Nach Erfüllung der zwei Grundbedürfnisse werde ich meinem Bedürfnis nach sozialem Kontakt durch das Zusammenleben mit meinem Partner und das gemeinsame Reisen mit Freund:innen gerecht. Wir brauchen andere Menschen, um uns wohlzufühlen. Auch wenn wir das manchmal vergessen, sozialer Kontakt ist wichtig. Vielleicht ist es Zeit, die eine Freundin mal wieder anzurufen, oder eine Gemeinschaftsaktion zu initiieren … Was meinst du?
Die beiden höheren Bedürfnisse sind schon etwas komplexer. Beim Tippen dieses Artikels merke ich, wie viel mir diese Tätigkeit gibt. Es ist eine Form des Ausdrucks, für die ich Wertschätzung bekommen kann und erfüllt zugleich mein Bedürfnis nach Selbstverwirklichung. Das Schreiben begleitet mich schon lange und möchte sich einfach ausdrücken. Es tut gut, dies auch zu tun. Ein Stückchen Selbstverwirklichung … Vielleicht helfen diese kleinen Beispiele dir, über die eigenen Bedürfnisse nachzudenken. Was brauchst du jetzt gerade? Essen, ein gutes Buch, ein tiefes Gespräch, Wind auf dem Gesicht, eine warme Badewanne, die Verwirklichung von etwas, das du schon lange tun wolltest, oder vielleicht ein Kompliment?

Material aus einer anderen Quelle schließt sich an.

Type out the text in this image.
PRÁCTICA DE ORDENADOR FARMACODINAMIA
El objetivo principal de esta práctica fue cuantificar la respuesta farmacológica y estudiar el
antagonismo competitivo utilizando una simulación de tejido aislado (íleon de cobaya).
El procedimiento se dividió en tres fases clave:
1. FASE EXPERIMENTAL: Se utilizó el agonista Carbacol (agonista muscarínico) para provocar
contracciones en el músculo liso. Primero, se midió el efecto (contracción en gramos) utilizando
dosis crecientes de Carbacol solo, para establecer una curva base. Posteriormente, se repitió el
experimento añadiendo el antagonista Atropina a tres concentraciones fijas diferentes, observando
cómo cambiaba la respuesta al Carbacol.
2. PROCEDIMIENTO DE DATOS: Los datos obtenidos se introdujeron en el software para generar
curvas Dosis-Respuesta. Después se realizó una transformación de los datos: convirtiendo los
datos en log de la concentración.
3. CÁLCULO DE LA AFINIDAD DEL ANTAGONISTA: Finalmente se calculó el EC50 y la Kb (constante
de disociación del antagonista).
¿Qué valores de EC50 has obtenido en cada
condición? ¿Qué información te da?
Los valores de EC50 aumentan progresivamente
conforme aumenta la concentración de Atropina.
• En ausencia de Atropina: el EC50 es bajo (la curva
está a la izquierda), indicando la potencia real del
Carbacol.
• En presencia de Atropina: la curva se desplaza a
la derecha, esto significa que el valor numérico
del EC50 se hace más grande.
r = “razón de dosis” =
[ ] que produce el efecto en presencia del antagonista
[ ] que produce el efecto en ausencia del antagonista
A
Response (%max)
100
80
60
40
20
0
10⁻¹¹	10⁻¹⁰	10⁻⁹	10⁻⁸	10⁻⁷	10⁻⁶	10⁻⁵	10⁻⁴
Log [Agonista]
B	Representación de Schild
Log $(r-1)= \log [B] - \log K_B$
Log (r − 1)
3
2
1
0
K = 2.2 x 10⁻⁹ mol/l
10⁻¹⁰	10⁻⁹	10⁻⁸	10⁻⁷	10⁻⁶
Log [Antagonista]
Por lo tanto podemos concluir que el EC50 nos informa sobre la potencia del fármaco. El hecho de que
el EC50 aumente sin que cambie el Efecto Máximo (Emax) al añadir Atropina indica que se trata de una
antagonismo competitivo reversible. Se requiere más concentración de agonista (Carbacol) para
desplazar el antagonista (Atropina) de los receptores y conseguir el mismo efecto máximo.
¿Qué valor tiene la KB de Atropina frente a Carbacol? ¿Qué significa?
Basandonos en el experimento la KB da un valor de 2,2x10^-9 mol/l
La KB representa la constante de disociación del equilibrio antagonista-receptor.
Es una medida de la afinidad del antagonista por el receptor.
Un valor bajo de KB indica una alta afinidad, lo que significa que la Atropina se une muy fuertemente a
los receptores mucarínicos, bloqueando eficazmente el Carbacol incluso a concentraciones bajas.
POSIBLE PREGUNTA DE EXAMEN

Oft ist es schwer zu wissen, was wir genau brauchen. Mir fällt es leichter zu erkennen, was ich alles nicht in meinem Leben benötige. Mein Handy nehme ich auf jeden Fall beim Van-Life deutlich seltener in die Hand als in Deutschland. Wozu auf Instagram die Urlaubsbilder anderer ansehen, wenn vor der Tür das Meer und die Sonne warten? Auch andere Luxusgüter, die uns das Leben erleichtern, wie eine Spülmaschine oder einen Kühlschrank benutze ich hier nicht. Im Konzept des Minimalismus, das die letzten Jahre immer bekannter geworden ist, geht es genau darum. Unwichtige Dinge aus dem Leben streichen und zurück zu dem kommen, was wirklich zählt. Das erleichtert das Leben. Der Fokus richtet sich wieder auf die essentiellen Dinge und wir können diese mehr wertschätzen – ein schöner Gedanke, finde ich. Während ich noch so in Gedanken bin, meldet sich plötzlich wieder meine Blase – dieses Mal mit Nachdruck. Es wird höchste Zeit, das Bedürfnis zu erfüllen. Dann verschwinde ich mal und suche mir zwischen Strand und Dornengebüsch einen Spot zum Pinkeln. Das einfache Leben macht glücklich. Aber vor allem dann, wenn alle Grundbedürfnisse befriedigt sind.
Der nächste Wohnsinn kommt vermutlich wieder aus Regensburg. Sei gespannt.